Вопль не был человеческим. И не был звериным.
Он прошил предрассветную стынь, пронзив туман, липнувший к плетням киевского Подола, словно саван к остывающему телу. Это был звук, вырванный из глотки существа, познавшего абсолютный, запредельный ужас – такой, что предшествует не просто смерти, а полному и вечному забвению. Звук, от которого у старого гончара Микулы, вышедшего на крыльцо опорожнить переполненный за ночь мочевой пузырь, свело пах, а теплая струя на миг иссякла.
Крик оборвался. Не затих, не угас – его будто перерезали тупым ножом. Сразу после этого донесся тошнотворный, влажный хруст, будто кто-то с силой наступил сапогом на сырую курицу, и глухой, тяжелый шлепок, словно на земляной пол уронили полный требухи и крови мешок.
И тогда пришла тишина.
Микула застыл с полурасстегнутыми портами, вслушиваясь. Но тишина была гуще тумана. Вязкая, жирная, давящая тишина, пропитанная только что свершившимся кошмаром. Она сочилась, как гной из нечистой раны, из всех щелей избы вдовы Ганны, что одиноко горбилась у самого оврага. Ганна третий день как уехала к родне, оставив свое скромное хозяйство под присмотром того, кого она ласково и шепотом звала «Дедкой». Её домовой. Тот, кто, по поверьям, отгонял от порога лихо и латал трещины в печи невидимыми руками.
Дрожащая пятерня Микулы нащупала на шее медный крест, но пальцы по привычке сложились в щепоть для старого знамения. Он воевал с Игорем, видел, как печенежские стрелы превращали людей в истыканные подушки, как волчья стая разрывала отбившегося от дружины отрока. Но тот оборвавшийся крик разбудил в его шестидесятилетней душе тот липкий, первобытный ужас из детских сказок о Бабе-Яге, что грызет кости.
Дверь кузни напротив со скрипом отворилась. Из мрака выступил Остап, местный коваль, – гора мускулов, заросшая черной щетиной, способная согнуть подкову голыми руками. В его ручище покоился не молот, а тяжеленный боевой топор-бердыш, который он всегда держал у лежанки. Его налитые кровью со сна глаза впились в Микулу через мутную пелену тумана.
– Слыхал? – рык Остапа был похож на скрежет камней.
Микула смог только судорожно кивнуть, чувствуя, как по спине ползет холодный пот.
Они посмотрели на избу Ганны. Дверь была чуть приоткрыта, тонкая темная щель в сером мире. И из этой щели тянуло. Тянуло не дымком от остывающего очага. Пахло так, как пахнет в яме для скотьих потрохов в жаркий день. Густая, удушливая вонь горячей крови, свежего дерьма и чего-то еще… чего-то невыносимо сладкого, как гниющие фрукты.
– Пойдем, – решил Остап, его голос не оставлял места для спора.
Он двинулся вперед, широко расставив ноги, словно идя на медведя. Микула, застегнув порты, поплелся следом, ощущая себя дряхлым и беспомощным. Страшно было до икоты, но оставаться одному было еще страшнее.

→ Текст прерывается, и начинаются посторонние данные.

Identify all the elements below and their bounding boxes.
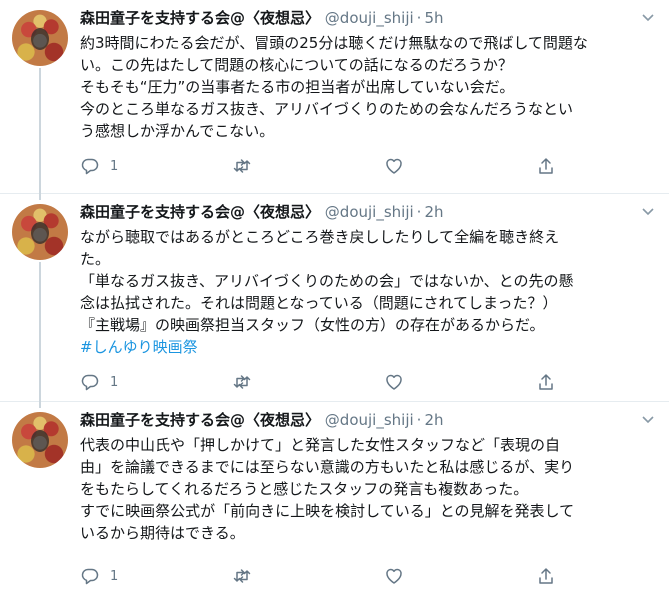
thread-connector — [39, 262, 41, 402]
retweet-button[interactable] — [232, 372, 262, 392]
timestamp[interactable]: 5h — [424, 9, 443, 27]
heart-icon — [386, 158, 402, 174]
retweet-button[interactable] — [232, 566, 262, 586]
tweet[interactable]: 森田童子を支持する会@〈夜想忌〉 @douji_shiji · 2h 代表の中山氏や… — [0, 402, 669, 599]
reply-button[interactable]: 1 — [80, 372, 118, 392]
share-button[interactable] — [536, 156, 556, 176]
tweet-text-line: 『主戦場』の映画祭担当スタッフ（女性の方）の存在があるからだ。 — [80, 316, 545, 334]
tweet-text-line: 約3時間にわたる会だが、冒頭の25分は聴くだけ無駄なので飛ばして問題な — [80, 34, 588, 52]
avatar[interactable] — [12, 204, 68, 260]
retweet-icon — [233, 569, 251, 583]
tweet-text-line: 念は払拭された。それは問題となっている（問題にされてしまった？） — [80, 294, 558, 312]
timestamp[interactable]: 2h — [424, 203, 443, 221]
tweet[interactable]: 森田童子を支持する会@〈夜想忌〉 @douji_shiji · 2h ながら聴取では… — [0, 194, 669, 402]
separator-dot: · — [416, 411, 422, 429]
heart-icon — [386, 568, 402, 584]
like-button[interactable] — [384, 156, 414, 176]
share-button[interactable] — [536, 566, 556, 586]
tweet-text-line: いるから期待はできる。 — [80, 524, 245, 542]
thread-connector — [39, 402, 41, 408]
like-button[interactable] — [384, 566, 414, 586]
timestamp[interactable]: 2h — [424, 411, 443, 429]
avatar[interactable] — [12, 10, 68, 66]
tweet-text-line: をもたらしてくれるだろうと感じたスタッフの発言も複数あった。 — [80, 480, 529, 498]
display-name[interactable]: 森田童子を支持する会@〈夜想忌〉 — [80, 203, 320, 221]
tweet-text: 代表の中山氏や「押しかけて」と発言した女性スタッフなど「表現の自 由」を論議でき… — [80, 434, 660, 544]
hashtag-link[interactable]: #しんゆり映画祭 — [80, 338, 198, 356]
tweet-text-line: 今のところ単なるガス抜き、アリバイづくりのための会なんだろうなとい — [80, 100, 574, 118]
reply-icon — [81, 374, 99, 391]
user-handle[interactable]: @douji_shiji — [325, 203, 414, 221]
tweet-text-line: すでに映画祭公式が「前向きに上映を検討している」との見解を発表して — [80, 502, 575, 520]
tweet-text-line: い。この先はたして問題の核心についての話になるのだろうか？ — [80, 56, 513, 74]
retweet-button[interactable] — [232, 156, 262, 176]
share-icon — [539, 374, 553, 390]
thread-connector — [39, 68, 41, 194]
thread-connector — [39, 194, 41, 200]
avatar[interactable] — [12, 412, 68, 468]
tweet[interactable]: 森田童子を支持する会@〈夜想忌〉 @douji_shiji · 5h 約3時間にわた… — [0, 0, 669, 194]
tweet-text: 約3時間にわたる会だが、冒頭の25分は聴くだけ無駄なので飛ばして問題な い。この… — [80, 32, 660, 142]
reply-icon — [81, 158, 99, 175]
tweet-text-line: 由」を論議できるまでには至らない意識の方もいたと私は感じるが、実り — [80, 458, 575, 476]
heart-icon — [386, 374, 402, 390]
tweet-text: ながら聴取ではあるがところどころ巻き戻ししたりして全編を聴き終え た。 「単なる… — [80, 226, 660, 358]
retweet-icon — [233, 375, 251, 389]
tweet-header: 森田童子を支持する会@〈夜想忌〉 @douji_shiji · 2h — [80, 410, 444, 430]
tweet-header: 森田童子を支持する会@〈夜想忌〉 @douji_shiji · 2h — [80, 202, 444, 222]
reply-count: 1 — [110, 374, 119, 390]
share-icon — [539, 568, 553, 584]
user-handle[interactable]: @douji_shiji — [325, 9, 414, 27]
tweet-header: 森田童子を支持する会@〈夜想忌〉 @douji_shiji · 5h — [80, 8, 444, 28]
chevron-down-icon[interactable] — [641, 204, 655, 218]
reply-count: 1 — [110, 158, 119, 174]
share-button[interactable] — [536, 372, 556, 392]
display-name[interactable]: 森田童子を支持する会@〈夜想忌〉 — [80, 411, 320, 429]
chevron-down-icon[interactable] — [641, 10, 655, 24]
retweet-icon — [233, 159, 251, 173]
reply-button[interactable]: 1 — [80, 566, 118, 586]
like-button[interactable] — [384, 372, 414, 392]
reply-icon — [81, 568, 99, 585]
separator-dot: · — [416, 9, 422, 27]
chevron-down-icon[interactable] — [641, 412, 655, 426]
tweet-text-line: 「単なるガス抜き、アリバイづくりのための会」ではないか、との先の懸 — [80, 272, 574, 290]
tweet-text-line: た。 — [80, 250, 111, 268]
tweet-text-line: 代表の中山氏や「押しかけて」と発言した女性スタッフなど「表現の自 — [80, 436, 561, 454]
reply-button[interactable]: 1 — [80, 156, 118, 176]
display-name[interactable]: 森田童子を支持する会@〈夜想忌〉 — [80, 9, 320, 27]
user-handle[interactable]: @douji_shiji — [325, 411, 414, 429]
tweet-text-line: そもそも“圧力”の当事者たる市の担当者が出席していない会だ。 — [80, 78, 515, 96]
tweet-text-line: う感想しか浮かんでこない。 — [80, 122, 275, 140]
reply-count: 1 — [110, 568, 119, 584]
tweet-text-line: ながら聴取ではあるがところどころ巻き戻ししたりして全編を聴き終え — [80, 228, 560, 246]
share-icon — [539, 158, 553, 174]
separator-dot: · — [416, 203, 422, 221]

Остап не постучал. Он толкнул дверь плечом, и та с протяжным, жалобным стоном отворилась внутрь. Они замерли на пороге, и мир для них сузился до размеров этой маленькой, вонючей избенки. Воздух внутри был таким плотным, что, казалось, его можно резать ножом. У Микулы немедленно запершило в горле, и желчь подступила к самому кадыку.
Единственный косой луч утреннего света, пробившийся сквозь затянутое бычьим пузырем оконце, падал прямо в центр комнаты, выхватывая из полумрака сцену, сотворенную воспаленным воображением безумного мясника.
На полу, в луже быстро остывающей, чернеющей крови, лежало то, что было домовым. Маленькое, сморщенное тельце, ростом не больше трехлетнего дитяти, похожее на ком грязной, мокрой пакли. Его длинная, обычно белоснежная борода, которой так гордилась Ганна, была теперь сбившимся, пропитанным кровью и грязью колтуном.